The company is not only technology-intensive, but it also has a history of manufacturing combustion engines for over a century. How does one transform this to minimize and neutralize the impact, reduce pollution and take it towards a sustainable future with renewable energy? How does one address the demand for new solutions and business models?

It starts with the energy stack of 3Ds: decarbonization, decentralization (and electrification), and digitalization: alternative fuels, distributed peer-to-peer power generation and storage systems consuming renewables, and, of course, digital technology. These are the main drivers addressed by the three strategic pillars:

  • Reshaping the core with an inevitable decrease in diesel and gasoline engines and moving towards hybrid solutions and alternative fuels made of CO2-neutral liquids and gases
  • Becoming a sustainable solution provider by expanding the portfolio towards large-scale power backup solutions and microgrids complemented with digital products and services
  • Adopting business models leveraging the entire product lifecycle by offering upgrades, modernization, and overhauls giving customers peace of mind for years after the initial sale

What does this mean for a COO? First of all, the company needs an appropriate organizational design and supply chain, as well as production planning methods to run the future business—today’s setup won’t work. Then act on the 3Ds: carbon-free/neutral/reduced product portfolio, operations, and supply chains driven by digital technologies, new skill sets, and partnerships. Finally, improve the gross margin, transform the portfolio roadmap and deliver both with superior customer experience. The race for a net-zero economy is on, and there is no alternative. Welcome to TINA.

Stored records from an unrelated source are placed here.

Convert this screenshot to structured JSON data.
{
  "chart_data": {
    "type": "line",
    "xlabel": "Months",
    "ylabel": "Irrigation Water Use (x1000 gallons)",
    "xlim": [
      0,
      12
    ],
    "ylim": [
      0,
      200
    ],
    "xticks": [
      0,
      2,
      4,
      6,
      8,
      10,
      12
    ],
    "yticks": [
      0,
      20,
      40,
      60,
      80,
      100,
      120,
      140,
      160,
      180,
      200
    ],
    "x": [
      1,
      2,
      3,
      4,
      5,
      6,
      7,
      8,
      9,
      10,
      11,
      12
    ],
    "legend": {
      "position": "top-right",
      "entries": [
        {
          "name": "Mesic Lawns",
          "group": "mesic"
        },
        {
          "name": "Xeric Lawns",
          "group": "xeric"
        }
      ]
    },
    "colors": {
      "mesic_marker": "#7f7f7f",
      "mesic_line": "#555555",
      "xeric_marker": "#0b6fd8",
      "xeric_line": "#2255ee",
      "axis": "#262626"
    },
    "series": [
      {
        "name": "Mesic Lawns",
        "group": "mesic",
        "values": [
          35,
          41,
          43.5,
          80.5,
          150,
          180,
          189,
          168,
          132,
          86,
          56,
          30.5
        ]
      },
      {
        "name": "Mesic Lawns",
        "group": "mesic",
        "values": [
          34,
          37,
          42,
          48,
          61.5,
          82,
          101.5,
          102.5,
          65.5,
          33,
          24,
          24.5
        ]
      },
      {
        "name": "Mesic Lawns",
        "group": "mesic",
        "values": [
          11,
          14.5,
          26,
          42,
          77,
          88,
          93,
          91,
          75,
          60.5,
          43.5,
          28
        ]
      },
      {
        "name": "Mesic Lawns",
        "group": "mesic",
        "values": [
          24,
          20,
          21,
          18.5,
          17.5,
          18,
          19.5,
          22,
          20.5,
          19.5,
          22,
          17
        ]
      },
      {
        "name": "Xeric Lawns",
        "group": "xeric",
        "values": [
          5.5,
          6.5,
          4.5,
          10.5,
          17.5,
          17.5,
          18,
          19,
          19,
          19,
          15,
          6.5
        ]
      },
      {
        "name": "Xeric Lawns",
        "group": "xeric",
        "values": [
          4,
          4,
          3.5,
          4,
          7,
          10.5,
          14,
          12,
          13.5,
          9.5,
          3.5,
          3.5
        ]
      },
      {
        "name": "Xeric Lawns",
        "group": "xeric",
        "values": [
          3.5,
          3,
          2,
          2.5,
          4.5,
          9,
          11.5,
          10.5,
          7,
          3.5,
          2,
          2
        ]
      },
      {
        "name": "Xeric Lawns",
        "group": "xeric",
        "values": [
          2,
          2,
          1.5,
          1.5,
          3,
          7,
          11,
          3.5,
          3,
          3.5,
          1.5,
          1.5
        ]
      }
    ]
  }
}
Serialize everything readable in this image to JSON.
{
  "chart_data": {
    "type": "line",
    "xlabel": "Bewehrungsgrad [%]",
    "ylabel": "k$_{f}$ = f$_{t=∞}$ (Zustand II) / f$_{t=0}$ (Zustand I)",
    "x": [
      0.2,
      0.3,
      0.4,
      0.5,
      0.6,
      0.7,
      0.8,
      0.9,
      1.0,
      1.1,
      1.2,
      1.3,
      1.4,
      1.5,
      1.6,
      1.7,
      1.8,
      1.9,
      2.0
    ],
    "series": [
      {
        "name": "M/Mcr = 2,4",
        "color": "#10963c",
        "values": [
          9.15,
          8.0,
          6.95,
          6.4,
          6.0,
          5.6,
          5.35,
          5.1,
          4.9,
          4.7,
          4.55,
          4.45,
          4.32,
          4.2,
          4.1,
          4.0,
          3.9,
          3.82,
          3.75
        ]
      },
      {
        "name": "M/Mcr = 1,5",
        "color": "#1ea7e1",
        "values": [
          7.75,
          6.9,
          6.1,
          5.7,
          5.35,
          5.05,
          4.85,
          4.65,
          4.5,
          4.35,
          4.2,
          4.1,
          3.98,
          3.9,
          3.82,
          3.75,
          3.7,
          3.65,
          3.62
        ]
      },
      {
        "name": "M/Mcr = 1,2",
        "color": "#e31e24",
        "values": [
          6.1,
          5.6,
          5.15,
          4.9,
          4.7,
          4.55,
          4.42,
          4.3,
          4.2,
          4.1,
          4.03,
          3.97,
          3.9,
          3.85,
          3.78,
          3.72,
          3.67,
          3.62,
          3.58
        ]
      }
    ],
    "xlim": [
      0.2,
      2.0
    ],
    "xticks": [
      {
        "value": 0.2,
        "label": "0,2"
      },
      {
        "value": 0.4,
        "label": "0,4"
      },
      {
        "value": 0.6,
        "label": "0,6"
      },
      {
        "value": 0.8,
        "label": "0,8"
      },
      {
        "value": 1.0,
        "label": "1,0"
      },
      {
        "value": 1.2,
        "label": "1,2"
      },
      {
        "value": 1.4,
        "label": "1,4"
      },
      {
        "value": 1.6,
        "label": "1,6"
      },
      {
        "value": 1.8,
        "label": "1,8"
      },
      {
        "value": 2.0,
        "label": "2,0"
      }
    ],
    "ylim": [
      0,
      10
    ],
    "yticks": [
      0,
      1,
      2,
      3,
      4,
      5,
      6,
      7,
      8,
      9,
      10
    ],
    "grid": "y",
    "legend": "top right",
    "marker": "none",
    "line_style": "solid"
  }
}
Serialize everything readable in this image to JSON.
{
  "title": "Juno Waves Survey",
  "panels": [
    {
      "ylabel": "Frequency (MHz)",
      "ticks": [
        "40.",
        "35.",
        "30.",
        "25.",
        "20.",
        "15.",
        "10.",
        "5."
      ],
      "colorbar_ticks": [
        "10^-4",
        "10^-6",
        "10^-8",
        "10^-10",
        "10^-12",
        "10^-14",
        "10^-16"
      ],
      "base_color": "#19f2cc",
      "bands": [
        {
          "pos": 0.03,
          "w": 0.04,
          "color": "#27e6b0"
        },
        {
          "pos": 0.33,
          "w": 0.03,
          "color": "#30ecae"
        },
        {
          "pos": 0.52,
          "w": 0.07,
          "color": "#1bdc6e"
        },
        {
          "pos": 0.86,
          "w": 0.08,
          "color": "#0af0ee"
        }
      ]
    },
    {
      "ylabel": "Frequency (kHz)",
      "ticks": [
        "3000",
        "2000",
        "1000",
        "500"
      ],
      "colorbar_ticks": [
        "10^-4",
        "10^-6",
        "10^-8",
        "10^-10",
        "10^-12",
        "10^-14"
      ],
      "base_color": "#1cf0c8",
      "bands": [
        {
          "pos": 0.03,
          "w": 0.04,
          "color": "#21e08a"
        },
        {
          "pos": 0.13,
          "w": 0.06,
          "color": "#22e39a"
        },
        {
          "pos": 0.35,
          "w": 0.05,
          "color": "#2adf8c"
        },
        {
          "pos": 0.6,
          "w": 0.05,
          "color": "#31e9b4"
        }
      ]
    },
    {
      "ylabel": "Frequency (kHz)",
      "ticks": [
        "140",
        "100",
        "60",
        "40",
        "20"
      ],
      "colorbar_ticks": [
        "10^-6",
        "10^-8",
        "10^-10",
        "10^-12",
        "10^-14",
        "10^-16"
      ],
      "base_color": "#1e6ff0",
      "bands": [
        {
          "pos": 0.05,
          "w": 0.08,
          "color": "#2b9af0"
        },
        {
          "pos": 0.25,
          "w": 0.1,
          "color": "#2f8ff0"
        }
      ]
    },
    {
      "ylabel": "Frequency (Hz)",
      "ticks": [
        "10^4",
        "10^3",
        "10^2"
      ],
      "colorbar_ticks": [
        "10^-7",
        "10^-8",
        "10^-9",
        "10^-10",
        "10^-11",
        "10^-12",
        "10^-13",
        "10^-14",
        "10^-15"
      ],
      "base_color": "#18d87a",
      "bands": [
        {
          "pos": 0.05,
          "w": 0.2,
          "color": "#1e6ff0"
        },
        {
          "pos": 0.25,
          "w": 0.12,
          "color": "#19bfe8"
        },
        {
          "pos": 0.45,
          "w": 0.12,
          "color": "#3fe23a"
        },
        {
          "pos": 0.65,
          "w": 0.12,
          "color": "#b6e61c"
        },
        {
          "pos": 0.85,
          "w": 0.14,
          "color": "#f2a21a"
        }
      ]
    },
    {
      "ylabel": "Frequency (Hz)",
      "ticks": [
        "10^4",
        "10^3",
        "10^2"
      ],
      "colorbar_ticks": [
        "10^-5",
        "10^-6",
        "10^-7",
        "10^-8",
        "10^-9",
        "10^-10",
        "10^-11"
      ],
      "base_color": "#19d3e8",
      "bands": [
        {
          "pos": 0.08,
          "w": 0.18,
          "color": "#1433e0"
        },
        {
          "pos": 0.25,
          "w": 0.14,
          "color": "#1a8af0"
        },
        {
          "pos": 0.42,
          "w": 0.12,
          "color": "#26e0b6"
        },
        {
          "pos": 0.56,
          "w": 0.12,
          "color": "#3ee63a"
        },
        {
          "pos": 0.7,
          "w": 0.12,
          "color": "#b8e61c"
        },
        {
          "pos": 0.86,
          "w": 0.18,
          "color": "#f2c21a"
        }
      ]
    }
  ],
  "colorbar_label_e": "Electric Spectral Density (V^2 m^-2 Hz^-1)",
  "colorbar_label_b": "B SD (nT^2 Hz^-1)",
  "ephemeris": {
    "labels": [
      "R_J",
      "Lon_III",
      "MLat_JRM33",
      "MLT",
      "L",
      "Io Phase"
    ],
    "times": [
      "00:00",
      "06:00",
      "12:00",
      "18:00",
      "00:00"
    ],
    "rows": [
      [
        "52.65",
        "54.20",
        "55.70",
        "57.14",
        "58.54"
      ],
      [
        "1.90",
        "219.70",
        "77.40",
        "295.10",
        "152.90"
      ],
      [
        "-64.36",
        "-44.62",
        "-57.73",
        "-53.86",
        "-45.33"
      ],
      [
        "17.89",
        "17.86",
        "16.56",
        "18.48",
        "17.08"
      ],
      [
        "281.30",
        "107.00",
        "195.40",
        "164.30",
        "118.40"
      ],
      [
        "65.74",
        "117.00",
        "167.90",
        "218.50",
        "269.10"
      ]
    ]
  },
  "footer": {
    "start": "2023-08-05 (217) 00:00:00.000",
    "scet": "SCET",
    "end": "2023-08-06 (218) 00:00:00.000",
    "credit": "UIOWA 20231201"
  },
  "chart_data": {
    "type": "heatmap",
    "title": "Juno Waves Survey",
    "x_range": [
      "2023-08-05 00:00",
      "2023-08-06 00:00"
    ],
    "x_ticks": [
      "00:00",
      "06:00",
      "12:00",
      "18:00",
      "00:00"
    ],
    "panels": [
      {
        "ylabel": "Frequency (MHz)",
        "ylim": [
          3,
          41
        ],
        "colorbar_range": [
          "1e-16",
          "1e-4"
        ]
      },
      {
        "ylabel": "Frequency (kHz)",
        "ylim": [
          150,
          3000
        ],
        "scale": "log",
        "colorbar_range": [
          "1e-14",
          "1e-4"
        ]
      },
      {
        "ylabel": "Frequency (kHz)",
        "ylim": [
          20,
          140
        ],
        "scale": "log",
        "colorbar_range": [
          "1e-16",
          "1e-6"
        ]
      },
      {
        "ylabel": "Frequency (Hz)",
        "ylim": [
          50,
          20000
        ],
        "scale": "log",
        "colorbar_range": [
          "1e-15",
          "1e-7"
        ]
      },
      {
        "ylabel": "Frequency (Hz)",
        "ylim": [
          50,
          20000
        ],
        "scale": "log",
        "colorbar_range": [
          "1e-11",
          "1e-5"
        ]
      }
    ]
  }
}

Beyond that, we had the chance to learn about the Greenhouse Gas Protocol and how Rolls-Royce Power Systems is transforming its portfolio to tackle the protocol scopes. Their ambition is to marry the business growth with GHG reduction and leverage ecosystems and partnerships to provide end-to-end sustainable solutions.

Otto’s final insight was the importance of organization-wide standardized data structures and being humble.